Humans are designed for endurance, for example. We used to hunt by running animals down, we’re talking deer and animals that can outrun almost every human on the planet now, and when they’d get tired, we’d kill them and eat them.
We’re one of the few animals that ‘sweat’, most animals sweat by panting, which they have to stop to do.

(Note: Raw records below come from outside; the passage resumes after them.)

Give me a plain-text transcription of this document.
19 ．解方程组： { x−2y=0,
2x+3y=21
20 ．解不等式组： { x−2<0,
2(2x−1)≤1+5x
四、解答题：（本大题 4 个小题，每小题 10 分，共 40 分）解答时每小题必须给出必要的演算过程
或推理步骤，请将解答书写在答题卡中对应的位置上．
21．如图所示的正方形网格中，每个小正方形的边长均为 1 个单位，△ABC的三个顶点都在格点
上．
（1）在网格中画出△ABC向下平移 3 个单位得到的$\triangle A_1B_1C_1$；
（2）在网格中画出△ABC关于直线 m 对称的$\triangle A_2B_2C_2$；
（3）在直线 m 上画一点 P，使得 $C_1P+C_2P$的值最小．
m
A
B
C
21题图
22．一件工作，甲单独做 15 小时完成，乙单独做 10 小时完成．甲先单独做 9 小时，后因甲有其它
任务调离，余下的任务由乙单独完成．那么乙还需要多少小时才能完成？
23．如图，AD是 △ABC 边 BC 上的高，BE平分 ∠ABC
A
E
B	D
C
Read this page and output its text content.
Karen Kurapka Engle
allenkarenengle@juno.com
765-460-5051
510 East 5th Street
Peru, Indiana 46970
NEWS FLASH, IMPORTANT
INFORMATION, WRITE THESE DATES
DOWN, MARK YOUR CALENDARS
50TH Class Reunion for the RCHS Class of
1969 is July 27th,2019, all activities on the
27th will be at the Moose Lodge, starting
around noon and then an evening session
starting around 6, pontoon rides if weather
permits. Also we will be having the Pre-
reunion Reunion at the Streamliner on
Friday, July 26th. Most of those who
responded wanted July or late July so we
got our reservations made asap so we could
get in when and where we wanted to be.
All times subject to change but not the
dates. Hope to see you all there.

We also have a human diet, one high in monounsaturated fats, proteins, animals, and fruits and so forth, but much of the food we eat now is not what we’re designed to eat.
Screens
Screens are obviously not a part of a ‘natural’ evening. They emit a blue light that can hurt your sleep. Getting blue light glasses may help, but avoiding any kind of screen for at least an hour before bed will help you sleep better.
Rhythm
This is the second most powerful ‘tactic’ I found when improving my sleep.
You can literally train yourself to get to sleep and to sleep better. Just like your testosterone production follows a circadian rhythm, your energy and sleep do as well. The most important thing you can do for your sleep and your circadian rhythms is to have a routine.
Namely, wake up at the same time every day - especially when you’re trying to figure out how to fall asleep. Have a pre-bed routine (I’ll tell you a couple things to include in that in a sec). Have a morning routine.
Rise Early
Wake up early, it feels better, it allows you to get more done before everyone else wakes up, including exercise, which has also been shown to improve sleep - especially morning exercise.
Calmomile Tea
One thing I did add to my routine before bed was calmomile tea. It’s been shown to reduce inflammation, helps with digestion, and helps with sleep.
It’s All About Performance
There’s this idea that by cutting sleep short you can have more time to ‘live’, to work, to create. Some say that by sleeping one hour less you have 7 hours more each week to produce, to live, and that adds up.
But - at least in my experience - both the output and the quality of output is far less when I sleep less, and far greater when I sleep better and longer.
7-8 hours of sleep every night, real sleep, not in bed sleep, but real sleep time helps me get so much more work done it’s ridiculous.
And that’s what it’s about.
It’s about performance.
By also having a massive impact on your testosterone levels, sleeping more helps you think more clearly, you have a greater sense of well-being, which helps you do better work, focus better, and focus for longer periods.
You’re a more productive and effective man when you get your sleep. So do what you’ve gotta do.
Read those books on Stoicism. Get your rhythm right. Shut down your screens. Avoid alcohol before bed, caffeine and nicotine too, and be more efficient and productive in your life.